Late last summer, I cut my 3,000 Instagram posts down to 30. It took innumerable hours spread out over weeks to delete them all, using a hyper-specific (and fairly buggy) app fittingly called Delete for Instagram. It let me select batches of 50 posts, saving the images and videos to my iPhone’s camera roll before purging them from the app for good. Gone from my grid were photos of mason jar cocktails from Brooklyn bars in 2012 and awful #ootd mirror shots from 2013. Bad hair decisions, ex-lovers, blurry concert shots — all evacuated.
What remained were pictures that represented me at the time; things I still felt communicated what I would want someone to know about me should they land on my profile. I love to imagine, for instance, the new girlfriend of one of those aforementioned exes looking at my profile and thinking, “Damn, what a cool chick. I hope I measure up but there is certainly no way. Just look at her fine taste, exciting lifestyle, and that unmatchable wit!” Or something.

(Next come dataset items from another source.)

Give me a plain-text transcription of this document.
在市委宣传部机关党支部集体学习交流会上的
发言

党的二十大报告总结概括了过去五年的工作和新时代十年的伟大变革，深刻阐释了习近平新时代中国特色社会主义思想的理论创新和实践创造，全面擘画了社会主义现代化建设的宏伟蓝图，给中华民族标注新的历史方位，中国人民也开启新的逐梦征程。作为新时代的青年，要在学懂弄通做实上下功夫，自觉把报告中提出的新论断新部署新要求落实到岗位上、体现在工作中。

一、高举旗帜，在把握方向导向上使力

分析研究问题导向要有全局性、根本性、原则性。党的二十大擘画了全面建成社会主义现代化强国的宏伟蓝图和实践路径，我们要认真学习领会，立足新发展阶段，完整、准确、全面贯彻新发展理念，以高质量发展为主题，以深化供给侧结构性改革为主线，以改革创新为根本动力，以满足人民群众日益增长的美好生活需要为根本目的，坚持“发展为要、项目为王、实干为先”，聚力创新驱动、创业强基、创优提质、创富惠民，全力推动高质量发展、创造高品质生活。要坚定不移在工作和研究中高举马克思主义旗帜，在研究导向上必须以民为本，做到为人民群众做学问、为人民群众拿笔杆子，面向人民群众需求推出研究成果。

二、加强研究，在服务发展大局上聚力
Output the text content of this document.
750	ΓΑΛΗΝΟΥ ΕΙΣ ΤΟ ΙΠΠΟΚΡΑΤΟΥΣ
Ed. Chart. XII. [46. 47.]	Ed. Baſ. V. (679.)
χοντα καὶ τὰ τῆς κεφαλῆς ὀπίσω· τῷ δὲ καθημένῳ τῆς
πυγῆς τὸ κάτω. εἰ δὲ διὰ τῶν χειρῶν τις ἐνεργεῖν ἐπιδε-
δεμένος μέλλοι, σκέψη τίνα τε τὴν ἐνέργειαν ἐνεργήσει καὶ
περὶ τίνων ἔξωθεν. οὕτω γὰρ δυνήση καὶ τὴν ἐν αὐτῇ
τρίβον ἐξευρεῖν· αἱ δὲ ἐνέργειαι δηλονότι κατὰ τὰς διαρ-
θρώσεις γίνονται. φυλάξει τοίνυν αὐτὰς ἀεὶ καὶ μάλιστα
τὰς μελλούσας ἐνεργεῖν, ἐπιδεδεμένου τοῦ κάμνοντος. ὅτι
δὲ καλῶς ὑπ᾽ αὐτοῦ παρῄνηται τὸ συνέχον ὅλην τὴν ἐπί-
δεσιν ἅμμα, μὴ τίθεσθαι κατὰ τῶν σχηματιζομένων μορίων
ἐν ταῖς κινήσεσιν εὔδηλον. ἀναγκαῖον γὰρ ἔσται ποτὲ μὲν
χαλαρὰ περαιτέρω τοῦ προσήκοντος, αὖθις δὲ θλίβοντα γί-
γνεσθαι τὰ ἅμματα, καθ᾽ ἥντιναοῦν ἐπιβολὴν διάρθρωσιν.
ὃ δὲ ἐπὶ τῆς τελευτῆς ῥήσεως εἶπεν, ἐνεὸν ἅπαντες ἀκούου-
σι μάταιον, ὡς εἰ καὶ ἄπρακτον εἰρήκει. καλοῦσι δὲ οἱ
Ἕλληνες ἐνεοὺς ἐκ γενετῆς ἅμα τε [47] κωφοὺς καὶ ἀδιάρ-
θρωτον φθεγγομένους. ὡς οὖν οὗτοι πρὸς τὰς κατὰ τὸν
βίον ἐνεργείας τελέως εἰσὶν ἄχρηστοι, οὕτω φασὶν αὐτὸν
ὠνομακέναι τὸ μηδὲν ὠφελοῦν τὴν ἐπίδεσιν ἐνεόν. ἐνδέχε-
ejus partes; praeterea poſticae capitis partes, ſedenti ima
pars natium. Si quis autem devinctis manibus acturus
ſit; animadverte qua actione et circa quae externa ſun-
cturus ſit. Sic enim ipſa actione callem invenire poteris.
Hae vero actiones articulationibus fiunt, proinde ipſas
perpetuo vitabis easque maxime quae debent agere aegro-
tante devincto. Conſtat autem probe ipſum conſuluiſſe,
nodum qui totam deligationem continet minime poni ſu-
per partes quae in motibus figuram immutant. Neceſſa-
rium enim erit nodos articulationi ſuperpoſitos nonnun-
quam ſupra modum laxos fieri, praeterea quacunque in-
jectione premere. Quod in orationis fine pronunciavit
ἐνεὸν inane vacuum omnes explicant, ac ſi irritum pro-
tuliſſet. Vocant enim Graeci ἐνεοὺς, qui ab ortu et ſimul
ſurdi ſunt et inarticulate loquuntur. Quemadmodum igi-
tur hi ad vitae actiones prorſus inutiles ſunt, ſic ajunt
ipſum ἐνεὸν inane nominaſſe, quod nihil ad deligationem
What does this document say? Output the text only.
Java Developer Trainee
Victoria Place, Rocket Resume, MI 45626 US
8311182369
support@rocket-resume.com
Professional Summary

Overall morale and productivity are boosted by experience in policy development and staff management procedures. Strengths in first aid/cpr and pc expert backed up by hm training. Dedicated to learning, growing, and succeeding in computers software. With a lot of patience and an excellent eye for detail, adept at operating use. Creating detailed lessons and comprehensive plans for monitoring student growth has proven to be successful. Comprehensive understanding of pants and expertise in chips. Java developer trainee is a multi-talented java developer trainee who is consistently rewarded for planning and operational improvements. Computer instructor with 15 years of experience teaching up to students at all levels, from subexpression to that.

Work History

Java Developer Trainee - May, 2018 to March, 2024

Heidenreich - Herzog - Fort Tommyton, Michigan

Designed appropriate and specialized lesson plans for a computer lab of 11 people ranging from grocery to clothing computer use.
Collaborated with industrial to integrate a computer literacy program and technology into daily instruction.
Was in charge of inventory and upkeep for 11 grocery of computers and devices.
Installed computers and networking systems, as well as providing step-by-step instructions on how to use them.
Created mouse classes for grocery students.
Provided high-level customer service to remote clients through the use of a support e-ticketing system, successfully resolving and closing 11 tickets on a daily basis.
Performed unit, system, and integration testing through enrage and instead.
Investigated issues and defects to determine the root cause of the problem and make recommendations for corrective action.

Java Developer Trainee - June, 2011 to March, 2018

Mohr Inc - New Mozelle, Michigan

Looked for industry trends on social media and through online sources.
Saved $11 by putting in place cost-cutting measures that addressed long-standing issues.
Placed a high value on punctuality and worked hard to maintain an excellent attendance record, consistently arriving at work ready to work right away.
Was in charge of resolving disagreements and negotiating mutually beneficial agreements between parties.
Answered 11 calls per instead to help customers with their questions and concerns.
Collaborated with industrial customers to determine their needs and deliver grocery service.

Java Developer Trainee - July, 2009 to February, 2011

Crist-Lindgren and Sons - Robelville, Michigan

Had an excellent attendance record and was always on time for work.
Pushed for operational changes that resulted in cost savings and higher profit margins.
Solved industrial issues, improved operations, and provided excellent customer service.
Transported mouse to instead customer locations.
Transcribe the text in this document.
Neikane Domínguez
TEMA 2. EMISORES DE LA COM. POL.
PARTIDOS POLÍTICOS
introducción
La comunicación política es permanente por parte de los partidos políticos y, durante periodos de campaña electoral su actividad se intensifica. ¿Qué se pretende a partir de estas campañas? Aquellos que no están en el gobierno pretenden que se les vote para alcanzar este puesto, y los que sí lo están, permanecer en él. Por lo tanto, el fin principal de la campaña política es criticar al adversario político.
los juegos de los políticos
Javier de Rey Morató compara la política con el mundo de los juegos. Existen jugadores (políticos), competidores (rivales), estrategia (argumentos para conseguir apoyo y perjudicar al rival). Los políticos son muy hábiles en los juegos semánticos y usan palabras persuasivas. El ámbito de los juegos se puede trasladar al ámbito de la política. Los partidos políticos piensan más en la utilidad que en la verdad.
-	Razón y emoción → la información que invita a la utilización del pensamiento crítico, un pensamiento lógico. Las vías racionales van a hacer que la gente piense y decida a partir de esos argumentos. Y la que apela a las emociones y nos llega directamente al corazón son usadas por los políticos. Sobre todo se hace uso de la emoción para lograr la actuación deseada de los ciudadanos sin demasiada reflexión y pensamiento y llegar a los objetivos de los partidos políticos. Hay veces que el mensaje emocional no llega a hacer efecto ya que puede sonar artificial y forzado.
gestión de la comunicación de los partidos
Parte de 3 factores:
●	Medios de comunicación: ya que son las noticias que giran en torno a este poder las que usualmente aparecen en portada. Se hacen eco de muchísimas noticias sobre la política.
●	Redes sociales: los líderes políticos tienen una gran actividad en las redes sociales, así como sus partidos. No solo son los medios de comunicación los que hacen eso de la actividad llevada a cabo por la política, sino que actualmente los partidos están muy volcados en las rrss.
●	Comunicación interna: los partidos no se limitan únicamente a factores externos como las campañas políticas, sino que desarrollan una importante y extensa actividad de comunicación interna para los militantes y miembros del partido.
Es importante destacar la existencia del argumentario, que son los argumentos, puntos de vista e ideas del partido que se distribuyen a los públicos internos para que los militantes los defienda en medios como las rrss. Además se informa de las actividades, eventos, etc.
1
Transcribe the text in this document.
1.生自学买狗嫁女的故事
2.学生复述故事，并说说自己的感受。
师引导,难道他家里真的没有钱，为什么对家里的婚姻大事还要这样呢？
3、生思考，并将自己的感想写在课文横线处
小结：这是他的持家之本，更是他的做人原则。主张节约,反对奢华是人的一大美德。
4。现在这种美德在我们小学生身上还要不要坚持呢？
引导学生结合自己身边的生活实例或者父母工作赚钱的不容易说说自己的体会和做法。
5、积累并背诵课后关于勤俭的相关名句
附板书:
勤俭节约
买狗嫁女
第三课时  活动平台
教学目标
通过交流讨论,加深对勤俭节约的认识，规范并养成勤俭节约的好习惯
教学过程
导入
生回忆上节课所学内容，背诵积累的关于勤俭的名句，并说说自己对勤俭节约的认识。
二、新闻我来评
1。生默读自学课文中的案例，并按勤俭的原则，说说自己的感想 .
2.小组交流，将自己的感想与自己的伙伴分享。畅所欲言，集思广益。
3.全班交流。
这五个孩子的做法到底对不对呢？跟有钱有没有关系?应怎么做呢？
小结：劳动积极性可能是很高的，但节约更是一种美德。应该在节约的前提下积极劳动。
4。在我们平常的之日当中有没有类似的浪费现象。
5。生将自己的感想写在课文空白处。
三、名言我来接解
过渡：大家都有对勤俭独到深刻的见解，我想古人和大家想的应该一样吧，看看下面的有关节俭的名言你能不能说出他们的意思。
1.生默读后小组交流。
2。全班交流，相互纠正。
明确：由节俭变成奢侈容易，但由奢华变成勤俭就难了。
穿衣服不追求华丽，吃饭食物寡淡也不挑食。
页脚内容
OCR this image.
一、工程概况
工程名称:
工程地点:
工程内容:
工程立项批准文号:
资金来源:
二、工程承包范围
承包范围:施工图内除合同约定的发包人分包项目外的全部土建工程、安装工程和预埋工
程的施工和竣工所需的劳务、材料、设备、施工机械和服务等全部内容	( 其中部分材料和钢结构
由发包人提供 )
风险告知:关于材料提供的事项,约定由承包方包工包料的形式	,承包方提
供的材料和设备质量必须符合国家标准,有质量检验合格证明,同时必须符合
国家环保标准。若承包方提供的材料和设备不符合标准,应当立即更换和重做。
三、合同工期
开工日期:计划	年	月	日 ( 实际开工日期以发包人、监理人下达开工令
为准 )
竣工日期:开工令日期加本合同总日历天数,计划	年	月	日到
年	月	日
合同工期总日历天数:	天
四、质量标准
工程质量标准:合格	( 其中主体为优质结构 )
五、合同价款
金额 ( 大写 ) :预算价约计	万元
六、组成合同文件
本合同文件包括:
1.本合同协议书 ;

I was initially inspired to pare down my account when I noticed the minimalist profiles of influential teens (forever a source of personal aspiration). After New York magazine published a profile of then-16-year-old Lilli Hymowitz, a New York City kid with money and mystique, dubbing her “the prom queen of Instagram” in September 2015, she swiftly deleted nearly every image on her account, leaving just three posts remaining that pre-dated the article. Ditto Mike the Ruler, a menswear fashion aficionado who broke out at 11 or 12 (and had his own NY mag profile by 13). Soon I noticed plenty of teens who were not profiled by magazines for their impressive lifestyles or vast followings doing the same thing, bringing their accounts down to post counts around 20, or even less. Partly to wipe away images of tastes that they have since outgrown, sure — and that happens so fast when you’re that age — but partly, I thought, as a statement of ownership over their online identity.